Stanislas Nordey, directeur et successeur après d’autres directions (mais le sujet n’est pas l’histoire du Théâtre National de Strasbourg mais J.P.V. ici), a endossé la fonction modeste de porte-parole, pour ceux qui n’avaient pas pu venir, pour le public. Une des remarques les plus touchantes d’un spectateur : « Les spectacles de Jean-Pierre Vincent qui m’ont le plus marqué : Baal, Week-End à Yaïk, Kafka Hôtel moderne… » Mais tous mis en scène par André Engel. Pourtant bien aussi de J.P.V., directeur ouvert au travail d’autres metteurs en scène et dont son propre travail avait besoin. Il lui fallait cette contradiction dialectique, esthétique et politique: le théâtre est en effet allé voir ailleurs, dans les haras de Strasbourg, dans les entrepôts devenus le Yaïk de Pougatchev. Et il a travaillé avec des peintres comme Nicky Rieti, Jean-Paul Chambas… Cela change quoi, un peintre par rapport à un scénographe? Cela creuse une nouvelle contradiction, dans la mesure où le peintre pense en artiste, en faisant se heurter un art à un autre.

 Nous fêtons ce soir une rencontre unique entre un directeur et son théâtre, une analyse politique en action. À pas mal d’entre nous, cette soirée a donné un coup de « temps retrouvé » sur la tête : nous sommes là, peu changés mais les cheveux poudrés de blanc, avec un masque de rides, mais bien nous, quelques décennies plus tard. « Nous nous sommes tant aimés », bagarrés aussi, et mal compris. C’est vrai aussi pour les générations d’élèves que J.P.V. a formées. Et nous ne savons plus, si nous parlons de nos souvenirs, ou bien de cette soirée amicale, drôle parfois, sous le rire puissant et l’intelligence rayonnante de Jean-Pierre.

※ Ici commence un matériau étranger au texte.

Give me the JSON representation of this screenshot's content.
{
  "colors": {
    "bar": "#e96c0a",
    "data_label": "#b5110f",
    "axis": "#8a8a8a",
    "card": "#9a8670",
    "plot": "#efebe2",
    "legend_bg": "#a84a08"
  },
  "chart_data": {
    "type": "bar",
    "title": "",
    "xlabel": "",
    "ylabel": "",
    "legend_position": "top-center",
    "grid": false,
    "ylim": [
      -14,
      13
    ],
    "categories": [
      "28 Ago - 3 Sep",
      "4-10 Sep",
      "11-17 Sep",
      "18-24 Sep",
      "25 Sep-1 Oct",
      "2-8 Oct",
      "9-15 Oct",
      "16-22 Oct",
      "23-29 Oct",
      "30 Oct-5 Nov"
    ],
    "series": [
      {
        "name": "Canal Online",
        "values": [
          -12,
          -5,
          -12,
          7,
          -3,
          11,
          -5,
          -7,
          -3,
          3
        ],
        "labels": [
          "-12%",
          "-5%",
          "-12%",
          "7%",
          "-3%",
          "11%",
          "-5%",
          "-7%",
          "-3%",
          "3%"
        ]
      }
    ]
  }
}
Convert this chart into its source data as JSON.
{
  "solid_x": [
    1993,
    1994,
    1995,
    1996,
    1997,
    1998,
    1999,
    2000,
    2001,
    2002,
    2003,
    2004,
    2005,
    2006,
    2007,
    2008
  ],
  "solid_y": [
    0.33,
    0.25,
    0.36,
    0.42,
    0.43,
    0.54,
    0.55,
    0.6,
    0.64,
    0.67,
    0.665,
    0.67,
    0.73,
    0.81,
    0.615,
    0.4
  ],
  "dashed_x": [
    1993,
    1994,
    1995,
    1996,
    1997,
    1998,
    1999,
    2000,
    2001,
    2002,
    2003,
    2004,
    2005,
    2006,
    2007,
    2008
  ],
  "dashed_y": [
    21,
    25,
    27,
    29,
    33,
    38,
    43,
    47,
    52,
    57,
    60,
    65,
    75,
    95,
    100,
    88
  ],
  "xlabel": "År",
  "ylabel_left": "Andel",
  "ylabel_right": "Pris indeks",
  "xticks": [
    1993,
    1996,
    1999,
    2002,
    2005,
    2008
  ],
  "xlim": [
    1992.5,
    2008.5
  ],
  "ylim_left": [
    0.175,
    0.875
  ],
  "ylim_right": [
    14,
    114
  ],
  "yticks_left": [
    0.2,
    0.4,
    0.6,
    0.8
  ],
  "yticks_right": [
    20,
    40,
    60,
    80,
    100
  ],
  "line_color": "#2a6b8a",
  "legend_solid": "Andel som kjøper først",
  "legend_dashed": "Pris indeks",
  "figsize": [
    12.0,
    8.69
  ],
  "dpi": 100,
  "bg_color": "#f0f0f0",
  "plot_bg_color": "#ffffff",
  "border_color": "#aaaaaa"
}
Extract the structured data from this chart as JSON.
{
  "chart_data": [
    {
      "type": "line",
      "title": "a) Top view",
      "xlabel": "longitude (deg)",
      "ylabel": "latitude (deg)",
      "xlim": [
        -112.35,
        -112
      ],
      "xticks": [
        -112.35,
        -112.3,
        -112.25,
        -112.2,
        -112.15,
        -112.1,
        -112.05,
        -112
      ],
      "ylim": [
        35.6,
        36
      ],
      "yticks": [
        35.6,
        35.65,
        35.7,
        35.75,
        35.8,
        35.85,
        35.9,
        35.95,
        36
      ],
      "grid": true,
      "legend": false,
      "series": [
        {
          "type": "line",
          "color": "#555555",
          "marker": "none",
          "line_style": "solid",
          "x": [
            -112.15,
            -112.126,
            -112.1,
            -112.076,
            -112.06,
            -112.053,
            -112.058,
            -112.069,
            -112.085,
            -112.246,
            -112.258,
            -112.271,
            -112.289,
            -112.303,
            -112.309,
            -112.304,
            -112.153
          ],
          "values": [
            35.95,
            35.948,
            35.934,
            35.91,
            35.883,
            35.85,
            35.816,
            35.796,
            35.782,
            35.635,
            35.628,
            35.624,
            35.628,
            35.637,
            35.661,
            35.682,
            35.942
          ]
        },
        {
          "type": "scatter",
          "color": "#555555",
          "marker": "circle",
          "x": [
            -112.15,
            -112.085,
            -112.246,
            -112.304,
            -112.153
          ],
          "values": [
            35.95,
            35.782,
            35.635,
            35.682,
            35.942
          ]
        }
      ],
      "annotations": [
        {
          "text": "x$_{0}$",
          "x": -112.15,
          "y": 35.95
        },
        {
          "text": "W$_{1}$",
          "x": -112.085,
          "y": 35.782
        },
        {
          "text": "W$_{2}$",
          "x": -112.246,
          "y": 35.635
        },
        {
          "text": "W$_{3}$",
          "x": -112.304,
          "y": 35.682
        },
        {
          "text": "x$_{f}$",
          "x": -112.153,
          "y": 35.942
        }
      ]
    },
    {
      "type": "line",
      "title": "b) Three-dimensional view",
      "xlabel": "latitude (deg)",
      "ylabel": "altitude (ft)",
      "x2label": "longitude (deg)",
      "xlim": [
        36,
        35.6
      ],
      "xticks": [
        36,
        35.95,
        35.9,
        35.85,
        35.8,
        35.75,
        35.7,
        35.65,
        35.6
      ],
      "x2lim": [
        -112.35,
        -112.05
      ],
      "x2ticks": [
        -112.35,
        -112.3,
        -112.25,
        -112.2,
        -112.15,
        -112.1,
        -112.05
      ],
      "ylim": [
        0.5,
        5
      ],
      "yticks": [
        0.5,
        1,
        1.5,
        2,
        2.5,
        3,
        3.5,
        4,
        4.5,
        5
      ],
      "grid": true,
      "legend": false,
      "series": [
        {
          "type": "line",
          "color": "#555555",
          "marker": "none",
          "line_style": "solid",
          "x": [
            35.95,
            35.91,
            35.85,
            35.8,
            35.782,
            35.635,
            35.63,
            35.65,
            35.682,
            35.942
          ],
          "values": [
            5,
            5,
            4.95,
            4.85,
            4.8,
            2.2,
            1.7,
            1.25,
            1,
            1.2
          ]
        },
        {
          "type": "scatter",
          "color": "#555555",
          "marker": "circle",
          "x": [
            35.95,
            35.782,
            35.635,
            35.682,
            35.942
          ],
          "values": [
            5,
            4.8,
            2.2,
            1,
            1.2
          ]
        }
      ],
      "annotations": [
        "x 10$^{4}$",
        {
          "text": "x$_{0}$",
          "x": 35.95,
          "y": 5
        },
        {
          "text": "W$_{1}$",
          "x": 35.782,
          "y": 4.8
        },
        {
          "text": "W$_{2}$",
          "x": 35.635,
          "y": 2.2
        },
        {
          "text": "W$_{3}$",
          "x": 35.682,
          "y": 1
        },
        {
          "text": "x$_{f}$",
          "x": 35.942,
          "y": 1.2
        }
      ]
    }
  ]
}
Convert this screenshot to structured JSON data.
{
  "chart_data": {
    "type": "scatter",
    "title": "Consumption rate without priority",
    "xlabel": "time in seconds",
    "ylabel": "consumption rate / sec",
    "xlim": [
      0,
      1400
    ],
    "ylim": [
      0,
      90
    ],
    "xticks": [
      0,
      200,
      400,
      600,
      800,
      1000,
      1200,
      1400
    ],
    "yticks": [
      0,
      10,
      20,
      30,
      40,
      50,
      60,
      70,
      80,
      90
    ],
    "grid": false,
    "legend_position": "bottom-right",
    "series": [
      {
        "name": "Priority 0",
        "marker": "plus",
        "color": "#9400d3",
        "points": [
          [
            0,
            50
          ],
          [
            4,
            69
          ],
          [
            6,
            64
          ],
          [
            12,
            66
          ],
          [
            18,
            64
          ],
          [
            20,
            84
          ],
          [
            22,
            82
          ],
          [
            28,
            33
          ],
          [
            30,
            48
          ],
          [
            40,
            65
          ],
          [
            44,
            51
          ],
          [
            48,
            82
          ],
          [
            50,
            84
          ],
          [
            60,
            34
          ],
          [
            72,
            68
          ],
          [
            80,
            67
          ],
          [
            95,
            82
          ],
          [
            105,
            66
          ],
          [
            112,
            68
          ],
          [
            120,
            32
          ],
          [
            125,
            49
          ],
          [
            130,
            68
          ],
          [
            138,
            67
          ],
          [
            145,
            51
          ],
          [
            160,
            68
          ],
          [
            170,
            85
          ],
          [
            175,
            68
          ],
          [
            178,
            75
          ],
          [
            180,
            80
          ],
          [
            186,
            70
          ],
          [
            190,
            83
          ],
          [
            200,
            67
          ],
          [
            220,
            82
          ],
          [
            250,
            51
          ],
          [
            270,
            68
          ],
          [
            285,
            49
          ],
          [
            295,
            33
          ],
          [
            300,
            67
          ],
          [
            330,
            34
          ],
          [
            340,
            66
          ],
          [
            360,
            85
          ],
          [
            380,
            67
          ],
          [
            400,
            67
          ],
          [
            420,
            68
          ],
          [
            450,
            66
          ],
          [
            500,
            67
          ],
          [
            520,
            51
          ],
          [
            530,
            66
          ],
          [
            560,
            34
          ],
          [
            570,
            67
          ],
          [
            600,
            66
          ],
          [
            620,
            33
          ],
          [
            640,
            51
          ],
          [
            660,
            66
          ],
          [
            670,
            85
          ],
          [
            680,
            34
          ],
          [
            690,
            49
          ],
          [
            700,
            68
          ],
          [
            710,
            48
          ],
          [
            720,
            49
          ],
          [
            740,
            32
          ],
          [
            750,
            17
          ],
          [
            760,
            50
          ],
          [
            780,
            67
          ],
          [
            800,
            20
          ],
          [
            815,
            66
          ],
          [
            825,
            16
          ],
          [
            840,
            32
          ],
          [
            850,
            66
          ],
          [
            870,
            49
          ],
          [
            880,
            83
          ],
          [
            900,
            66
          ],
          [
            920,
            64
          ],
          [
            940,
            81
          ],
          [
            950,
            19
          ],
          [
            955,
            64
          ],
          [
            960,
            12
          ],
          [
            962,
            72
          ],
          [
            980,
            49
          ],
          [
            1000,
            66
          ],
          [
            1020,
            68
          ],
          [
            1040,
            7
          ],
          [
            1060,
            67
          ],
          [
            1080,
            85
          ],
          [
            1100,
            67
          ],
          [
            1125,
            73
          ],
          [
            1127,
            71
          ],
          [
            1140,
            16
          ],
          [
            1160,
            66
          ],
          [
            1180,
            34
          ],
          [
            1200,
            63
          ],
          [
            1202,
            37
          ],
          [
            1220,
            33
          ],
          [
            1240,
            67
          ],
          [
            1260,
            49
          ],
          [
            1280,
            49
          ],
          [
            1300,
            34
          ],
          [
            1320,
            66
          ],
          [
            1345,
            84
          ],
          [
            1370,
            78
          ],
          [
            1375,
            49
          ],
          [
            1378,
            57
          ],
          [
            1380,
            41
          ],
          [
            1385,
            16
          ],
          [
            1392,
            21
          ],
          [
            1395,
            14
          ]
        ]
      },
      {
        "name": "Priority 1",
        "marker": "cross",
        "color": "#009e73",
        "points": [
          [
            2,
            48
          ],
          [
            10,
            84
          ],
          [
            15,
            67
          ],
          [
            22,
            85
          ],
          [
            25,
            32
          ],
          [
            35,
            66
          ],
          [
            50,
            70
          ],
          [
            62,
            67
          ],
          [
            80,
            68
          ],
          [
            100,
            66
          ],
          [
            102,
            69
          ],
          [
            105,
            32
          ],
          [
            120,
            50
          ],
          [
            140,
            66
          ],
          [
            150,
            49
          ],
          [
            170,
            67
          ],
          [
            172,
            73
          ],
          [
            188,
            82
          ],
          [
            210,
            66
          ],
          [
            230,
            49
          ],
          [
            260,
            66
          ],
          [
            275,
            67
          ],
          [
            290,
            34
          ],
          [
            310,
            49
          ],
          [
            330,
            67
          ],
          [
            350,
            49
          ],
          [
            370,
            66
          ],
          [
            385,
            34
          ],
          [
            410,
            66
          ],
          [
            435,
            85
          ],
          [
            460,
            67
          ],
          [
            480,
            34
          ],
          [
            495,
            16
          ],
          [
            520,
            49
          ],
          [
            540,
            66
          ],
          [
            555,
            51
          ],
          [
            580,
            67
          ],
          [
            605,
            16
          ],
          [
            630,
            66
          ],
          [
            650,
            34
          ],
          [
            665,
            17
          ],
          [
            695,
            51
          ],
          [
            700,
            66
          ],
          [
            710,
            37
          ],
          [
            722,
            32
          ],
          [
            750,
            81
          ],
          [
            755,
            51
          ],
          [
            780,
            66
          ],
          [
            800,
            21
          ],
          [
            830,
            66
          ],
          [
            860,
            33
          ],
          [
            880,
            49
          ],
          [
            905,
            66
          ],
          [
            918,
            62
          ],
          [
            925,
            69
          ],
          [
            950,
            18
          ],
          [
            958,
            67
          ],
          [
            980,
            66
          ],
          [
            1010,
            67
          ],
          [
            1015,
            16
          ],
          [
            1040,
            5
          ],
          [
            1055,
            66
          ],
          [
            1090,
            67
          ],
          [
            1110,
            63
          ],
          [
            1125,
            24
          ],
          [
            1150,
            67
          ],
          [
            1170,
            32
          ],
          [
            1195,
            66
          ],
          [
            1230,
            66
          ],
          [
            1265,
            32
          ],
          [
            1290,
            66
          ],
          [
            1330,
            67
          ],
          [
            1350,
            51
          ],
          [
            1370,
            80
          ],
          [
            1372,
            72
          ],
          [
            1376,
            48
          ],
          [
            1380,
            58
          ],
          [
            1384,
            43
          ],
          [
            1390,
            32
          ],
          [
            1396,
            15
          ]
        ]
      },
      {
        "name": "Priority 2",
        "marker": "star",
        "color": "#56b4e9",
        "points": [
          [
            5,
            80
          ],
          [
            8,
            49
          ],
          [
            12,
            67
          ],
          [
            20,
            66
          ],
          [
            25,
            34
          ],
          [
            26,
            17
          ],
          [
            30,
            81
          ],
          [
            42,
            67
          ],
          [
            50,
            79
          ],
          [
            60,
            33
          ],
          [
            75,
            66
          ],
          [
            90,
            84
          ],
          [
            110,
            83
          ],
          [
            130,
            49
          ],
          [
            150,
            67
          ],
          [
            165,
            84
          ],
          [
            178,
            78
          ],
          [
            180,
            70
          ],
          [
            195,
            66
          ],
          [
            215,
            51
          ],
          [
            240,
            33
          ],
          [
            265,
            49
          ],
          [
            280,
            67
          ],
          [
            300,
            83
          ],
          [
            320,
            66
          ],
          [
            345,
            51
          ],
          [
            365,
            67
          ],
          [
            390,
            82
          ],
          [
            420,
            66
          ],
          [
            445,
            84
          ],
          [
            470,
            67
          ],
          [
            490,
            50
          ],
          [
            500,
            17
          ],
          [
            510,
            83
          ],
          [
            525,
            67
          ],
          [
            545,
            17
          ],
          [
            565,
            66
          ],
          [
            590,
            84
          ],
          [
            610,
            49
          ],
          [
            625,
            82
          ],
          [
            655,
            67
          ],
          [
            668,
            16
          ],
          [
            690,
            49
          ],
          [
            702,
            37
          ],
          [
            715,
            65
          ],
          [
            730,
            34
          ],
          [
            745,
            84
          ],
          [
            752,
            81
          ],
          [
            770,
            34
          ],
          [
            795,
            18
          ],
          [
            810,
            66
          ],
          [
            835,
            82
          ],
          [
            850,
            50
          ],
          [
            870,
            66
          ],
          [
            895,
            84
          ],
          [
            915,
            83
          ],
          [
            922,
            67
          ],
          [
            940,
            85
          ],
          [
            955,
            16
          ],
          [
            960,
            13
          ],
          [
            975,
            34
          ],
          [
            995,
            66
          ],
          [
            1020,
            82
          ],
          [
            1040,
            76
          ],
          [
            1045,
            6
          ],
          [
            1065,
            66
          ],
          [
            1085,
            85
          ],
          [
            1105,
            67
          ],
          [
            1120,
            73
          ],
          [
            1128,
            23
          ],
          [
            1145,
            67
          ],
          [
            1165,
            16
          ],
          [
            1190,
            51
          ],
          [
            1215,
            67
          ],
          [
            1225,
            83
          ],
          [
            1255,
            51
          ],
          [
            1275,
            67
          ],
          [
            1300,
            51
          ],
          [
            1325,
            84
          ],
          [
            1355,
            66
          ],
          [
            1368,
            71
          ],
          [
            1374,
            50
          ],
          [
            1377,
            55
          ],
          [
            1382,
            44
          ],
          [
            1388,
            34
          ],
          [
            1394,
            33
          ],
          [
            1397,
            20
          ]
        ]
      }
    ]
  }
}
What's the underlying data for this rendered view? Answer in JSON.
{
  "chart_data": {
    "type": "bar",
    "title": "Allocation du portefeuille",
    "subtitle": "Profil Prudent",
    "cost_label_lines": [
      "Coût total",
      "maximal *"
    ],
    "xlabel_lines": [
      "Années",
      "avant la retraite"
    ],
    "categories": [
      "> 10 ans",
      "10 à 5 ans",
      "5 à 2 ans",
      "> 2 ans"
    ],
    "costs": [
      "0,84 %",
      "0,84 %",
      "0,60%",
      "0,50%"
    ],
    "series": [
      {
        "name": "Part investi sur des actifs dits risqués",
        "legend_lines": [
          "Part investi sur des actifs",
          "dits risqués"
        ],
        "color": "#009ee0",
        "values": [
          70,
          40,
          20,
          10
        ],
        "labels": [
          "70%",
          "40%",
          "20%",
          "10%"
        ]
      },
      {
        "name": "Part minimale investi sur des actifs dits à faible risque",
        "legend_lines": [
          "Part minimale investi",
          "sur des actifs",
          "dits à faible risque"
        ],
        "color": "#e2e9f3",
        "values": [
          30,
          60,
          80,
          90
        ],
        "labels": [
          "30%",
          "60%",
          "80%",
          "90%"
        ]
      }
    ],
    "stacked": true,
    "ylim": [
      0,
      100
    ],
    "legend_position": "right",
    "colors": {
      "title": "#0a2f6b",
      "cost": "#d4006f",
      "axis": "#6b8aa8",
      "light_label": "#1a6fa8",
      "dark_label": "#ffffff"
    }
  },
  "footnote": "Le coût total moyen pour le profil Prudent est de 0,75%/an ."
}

Au T.N.S., la grande salle porte le nom du dramaturge Bernard-Marie Koltès, la petite celui d’Hubert Gignoux, directeur de 1857 à 1971 et qui fut un des piliers de la décentralisation théâtrale. À côté de la salle Klaus-Michael Grüber dans le bâtiment annexe, le Studio porte maintenant le nom de Jean-Pierre Vincent. Le voilà en bonne compagnie dans un lieu modeste ; aussi consacré au travail. C’est bien.

Christine Friedel

Ce Salut à Jean-Pierre Vincent, a eu lieu le 25 septembre au Théâtre National de Strasbourg (Bas-Rhin).